The last ever space shuttle flight ended safely early this morning, bringing to an end a thirty-year career that included the delivery of the Hubble Space Telescope and the building of the International Space Station.

“Having fired the imagination of a generation, a ship like no other, its place in history secured, the space shuttle pulls into port for the last time, its voyage at an end,” announced mission controller Rob Navias.

Atlantis touched down at the Kennedy Space Center in Florida at 5.56 am after a 13-day mission to the International Space Station. It carried four astronauts: commander Chris Ferguson, pilot Doug Hurley and mission specialists Sandy Magnus and Rex Walheim.

“It’s going to be hard, but we’re going to to walk off Atlantis,” Commander Chris Ferguson radioed from the spacecraft as he completed shutdown checks.

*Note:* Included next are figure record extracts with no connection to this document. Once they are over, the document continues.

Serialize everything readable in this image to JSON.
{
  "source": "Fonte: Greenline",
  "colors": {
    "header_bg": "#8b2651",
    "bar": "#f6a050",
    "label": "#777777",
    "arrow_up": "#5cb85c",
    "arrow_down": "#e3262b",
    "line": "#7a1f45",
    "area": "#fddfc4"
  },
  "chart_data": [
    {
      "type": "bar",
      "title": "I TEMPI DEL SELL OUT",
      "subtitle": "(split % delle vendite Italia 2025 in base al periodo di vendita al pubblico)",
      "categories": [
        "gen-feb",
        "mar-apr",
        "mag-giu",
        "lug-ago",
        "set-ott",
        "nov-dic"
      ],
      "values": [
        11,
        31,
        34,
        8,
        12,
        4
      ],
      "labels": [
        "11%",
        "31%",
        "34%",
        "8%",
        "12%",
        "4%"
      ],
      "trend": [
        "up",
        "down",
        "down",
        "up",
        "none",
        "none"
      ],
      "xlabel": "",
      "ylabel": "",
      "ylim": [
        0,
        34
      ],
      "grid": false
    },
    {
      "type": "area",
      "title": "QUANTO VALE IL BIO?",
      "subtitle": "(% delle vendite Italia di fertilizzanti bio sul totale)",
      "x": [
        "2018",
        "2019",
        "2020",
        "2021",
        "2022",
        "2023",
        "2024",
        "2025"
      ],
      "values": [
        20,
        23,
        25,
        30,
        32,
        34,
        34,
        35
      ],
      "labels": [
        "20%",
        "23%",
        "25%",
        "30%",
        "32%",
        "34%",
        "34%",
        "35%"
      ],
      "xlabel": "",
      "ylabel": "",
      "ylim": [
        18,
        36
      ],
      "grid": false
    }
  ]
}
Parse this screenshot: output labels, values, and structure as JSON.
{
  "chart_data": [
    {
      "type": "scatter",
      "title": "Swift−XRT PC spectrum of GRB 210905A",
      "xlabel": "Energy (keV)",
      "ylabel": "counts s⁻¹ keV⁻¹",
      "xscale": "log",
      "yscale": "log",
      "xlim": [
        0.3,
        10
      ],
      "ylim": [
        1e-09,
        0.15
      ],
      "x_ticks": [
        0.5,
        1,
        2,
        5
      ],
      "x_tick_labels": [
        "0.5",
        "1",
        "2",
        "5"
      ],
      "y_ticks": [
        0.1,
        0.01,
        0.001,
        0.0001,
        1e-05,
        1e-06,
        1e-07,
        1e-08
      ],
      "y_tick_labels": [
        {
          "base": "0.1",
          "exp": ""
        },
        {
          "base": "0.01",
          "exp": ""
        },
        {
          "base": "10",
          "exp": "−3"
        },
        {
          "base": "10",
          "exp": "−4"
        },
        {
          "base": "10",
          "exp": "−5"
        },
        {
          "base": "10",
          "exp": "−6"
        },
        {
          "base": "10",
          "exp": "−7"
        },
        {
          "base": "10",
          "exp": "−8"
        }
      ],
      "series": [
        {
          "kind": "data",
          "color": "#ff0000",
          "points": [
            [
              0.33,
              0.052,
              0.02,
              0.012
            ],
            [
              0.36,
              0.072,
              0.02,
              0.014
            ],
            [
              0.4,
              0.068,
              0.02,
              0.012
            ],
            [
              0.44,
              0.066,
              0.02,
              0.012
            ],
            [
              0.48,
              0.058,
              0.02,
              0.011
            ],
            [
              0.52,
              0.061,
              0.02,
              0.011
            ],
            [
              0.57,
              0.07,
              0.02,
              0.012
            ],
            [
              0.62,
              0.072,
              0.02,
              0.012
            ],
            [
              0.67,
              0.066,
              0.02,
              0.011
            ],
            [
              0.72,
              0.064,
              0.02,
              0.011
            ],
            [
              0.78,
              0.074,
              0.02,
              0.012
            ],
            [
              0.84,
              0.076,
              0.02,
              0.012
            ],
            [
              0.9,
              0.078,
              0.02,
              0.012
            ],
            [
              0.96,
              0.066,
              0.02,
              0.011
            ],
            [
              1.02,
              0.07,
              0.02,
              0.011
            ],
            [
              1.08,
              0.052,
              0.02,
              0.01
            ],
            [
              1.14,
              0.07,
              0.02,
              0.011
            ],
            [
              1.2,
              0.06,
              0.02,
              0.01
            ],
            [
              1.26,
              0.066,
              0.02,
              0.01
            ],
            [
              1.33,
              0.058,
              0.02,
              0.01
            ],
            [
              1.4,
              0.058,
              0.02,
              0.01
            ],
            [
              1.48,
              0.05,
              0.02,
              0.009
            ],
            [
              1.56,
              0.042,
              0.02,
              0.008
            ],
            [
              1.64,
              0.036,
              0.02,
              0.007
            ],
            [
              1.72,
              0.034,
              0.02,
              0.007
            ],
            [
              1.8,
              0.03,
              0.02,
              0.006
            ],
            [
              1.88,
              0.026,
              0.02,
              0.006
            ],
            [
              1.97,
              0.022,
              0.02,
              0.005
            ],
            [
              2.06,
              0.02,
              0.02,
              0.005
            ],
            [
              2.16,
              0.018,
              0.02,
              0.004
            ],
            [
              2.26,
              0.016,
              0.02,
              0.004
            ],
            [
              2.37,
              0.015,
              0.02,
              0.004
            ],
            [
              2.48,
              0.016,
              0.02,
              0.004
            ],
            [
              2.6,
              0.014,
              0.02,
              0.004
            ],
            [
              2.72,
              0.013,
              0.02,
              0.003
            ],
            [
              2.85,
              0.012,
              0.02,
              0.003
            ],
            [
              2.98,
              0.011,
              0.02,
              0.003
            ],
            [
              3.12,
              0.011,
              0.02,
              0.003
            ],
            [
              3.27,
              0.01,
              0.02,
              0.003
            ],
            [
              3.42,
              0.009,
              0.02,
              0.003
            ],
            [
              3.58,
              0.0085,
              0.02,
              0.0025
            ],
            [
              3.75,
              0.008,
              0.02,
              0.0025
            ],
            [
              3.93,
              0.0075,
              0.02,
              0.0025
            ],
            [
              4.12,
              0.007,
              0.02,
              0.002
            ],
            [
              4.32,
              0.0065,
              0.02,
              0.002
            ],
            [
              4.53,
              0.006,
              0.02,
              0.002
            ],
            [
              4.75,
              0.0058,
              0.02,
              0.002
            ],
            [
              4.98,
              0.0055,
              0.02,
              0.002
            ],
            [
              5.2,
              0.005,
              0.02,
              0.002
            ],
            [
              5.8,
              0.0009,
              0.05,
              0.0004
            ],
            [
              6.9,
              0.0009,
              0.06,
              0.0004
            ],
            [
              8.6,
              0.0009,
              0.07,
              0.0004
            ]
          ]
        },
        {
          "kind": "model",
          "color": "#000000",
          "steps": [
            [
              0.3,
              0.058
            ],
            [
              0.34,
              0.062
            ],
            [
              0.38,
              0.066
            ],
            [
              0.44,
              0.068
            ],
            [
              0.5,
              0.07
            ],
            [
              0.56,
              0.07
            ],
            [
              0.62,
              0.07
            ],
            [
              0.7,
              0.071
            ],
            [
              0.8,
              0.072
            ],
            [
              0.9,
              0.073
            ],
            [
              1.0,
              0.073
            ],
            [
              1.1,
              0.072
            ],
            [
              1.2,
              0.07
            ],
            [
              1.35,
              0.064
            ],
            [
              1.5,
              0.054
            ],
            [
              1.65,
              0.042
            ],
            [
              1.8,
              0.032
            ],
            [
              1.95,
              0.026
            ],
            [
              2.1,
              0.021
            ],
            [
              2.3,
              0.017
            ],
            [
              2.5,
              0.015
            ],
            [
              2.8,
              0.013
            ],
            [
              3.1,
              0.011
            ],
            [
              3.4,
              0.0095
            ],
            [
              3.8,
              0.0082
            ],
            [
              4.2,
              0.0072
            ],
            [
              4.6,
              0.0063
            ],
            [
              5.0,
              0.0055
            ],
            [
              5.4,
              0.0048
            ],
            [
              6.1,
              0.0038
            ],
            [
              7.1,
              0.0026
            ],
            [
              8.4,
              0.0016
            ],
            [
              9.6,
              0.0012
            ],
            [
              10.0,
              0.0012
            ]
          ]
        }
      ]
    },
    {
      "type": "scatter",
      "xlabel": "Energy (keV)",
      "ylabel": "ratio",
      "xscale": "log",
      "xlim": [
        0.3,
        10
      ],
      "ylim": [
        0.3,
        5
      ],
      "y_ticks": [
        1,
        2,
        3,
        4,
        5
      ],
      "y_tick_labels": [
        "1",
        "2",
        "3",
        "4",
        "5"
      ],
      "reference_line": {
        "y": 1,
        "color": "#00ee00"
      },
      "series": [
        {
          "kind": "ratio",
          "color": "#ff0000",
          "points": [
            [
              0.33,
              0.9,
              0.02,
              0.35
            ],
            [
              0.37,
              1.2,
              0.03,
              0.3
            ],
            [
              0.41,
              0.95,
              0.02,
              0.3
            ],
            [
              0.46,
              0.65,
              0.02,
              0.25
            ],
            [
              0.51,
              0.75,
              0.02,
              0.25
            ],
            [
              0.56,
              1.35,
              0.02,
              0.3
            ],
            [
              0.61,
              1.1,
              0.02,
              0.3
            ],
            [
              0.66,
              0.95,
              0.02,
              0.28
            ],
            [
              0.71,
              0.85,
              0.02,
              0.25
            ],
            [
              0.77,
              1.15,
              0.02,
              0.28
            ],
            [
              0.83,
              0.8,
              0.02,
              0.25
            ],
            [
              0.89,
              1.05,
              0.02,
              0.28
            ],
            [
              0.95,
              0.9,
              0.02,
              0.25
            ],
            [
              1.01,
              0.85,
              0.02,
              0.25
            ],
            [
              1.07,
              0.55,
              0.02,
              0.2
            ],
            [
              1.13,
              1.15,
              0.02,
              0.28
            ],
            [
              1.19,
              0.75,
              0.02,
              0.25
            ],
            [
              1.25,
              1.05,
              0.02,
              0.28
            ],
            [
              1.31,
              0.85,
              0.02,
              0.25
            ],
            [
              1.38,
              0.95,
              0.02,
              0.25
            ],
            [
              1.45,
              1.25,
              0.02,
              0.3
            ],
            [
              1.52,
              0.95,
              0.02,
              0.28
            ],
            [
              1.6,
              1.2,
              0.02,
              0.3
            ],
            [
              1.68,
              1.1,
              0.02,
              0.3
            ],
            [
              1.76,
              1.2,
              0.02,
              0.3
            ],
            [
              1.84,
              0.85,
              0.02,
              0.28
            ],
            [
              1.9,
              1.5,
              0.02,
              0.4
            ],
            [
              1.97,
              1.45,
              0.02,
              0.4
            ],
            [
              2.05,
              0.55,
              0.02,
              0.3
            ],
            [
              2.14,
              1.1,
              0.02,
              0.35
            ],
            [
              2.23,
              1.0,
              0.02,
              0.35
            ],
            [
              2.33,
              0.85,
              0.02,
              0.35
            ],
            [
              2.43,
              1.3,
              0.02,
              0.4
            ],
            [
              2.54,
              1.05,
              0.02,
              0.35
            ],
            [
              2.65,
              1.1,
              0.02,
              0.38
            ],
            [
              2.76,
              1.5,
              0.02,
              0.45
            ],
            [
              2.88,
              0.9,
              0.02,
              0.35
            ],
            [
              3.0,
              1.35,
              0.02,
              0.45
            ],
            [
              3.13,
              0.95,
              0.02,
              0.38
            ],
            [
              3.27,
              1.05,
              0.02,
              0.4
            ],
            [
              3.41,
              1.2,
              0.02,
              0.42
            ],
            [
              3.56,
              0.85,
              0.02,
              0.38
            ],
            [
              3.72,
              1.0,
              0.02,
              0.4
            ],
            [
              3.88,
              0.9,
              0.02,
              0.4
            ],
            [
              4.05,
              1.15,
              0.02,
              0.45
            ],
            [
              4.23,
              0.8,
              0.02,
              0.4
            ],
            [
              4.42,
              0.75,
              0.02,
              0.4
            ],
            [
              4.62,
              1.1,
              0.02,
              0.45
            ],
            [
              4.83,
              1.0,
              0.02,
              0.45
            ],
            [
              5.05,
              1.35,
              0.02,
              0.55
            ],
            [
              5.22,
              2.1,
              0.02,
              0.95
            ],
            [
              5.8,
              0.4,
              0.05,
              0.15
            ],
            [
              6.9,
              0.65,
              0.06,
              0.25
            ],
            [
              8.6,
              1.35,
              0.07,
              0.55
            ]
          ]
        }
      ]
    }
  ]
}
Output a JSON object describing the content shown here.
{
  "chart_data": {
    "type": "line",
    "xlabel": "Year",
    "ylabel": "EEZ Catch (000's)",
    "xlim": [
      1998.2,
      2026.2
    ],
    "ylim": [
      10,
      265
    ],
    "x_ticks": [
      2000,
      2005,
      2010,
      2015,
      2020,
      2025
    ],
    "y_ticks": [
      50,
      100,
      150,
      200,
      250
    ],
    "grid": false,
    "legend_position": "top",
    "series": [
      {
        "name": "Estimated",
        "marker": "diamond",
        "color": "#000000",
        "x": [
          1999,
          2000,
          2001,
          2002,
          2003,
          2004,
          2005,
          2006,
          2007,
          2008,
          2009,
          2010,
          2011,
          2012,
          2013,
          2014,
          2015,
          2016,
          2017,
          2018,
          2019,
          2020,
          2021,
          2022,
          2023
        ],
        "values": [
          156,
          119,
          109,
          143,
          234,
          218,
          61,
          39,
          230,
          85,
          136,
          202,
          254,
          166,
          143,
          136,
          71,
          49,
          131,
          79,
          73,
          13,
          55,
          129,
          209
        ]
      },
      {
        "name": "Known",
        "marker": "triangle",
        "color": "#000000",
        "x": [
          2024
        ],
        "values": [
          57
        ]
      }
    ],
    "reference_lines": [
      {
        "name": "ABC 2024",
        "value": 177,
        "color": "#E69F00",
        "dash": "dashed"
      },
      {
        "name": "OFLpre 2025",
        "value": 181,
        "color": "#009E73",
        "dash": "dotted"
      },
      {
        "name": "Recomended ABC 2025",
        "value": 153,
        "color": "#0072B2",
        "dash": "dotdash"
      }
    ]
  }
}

The mission delivered more than 9,400 pounds of spare parts, spare equipment and other supplies – including 2,677 pounds of food – that should keep the space station going for another year. It also brought back nearly 5,700 pounds of unneeded materials from the station.

In future, the ISS will be kept supplied by Russian Soyuz spaceships as well as – possibly – ships from commercial companies such as SpaceX, Lockheed Martin and Boeing.

Since the first shuttle launch on April 12, 1981, 355 people from 16 countries made a total of 852 journeys aboard. Between them, the five shuttles traveled more than 542 million miles and hosted more than 2,000 experiments.

STS-135 was the 33rd and final flight for Atlantis, which spent 307 days in space, orbited Earth 4,848 times and traveled 125,935,769 miles. It will now be put on display at the Kennedy Space Center.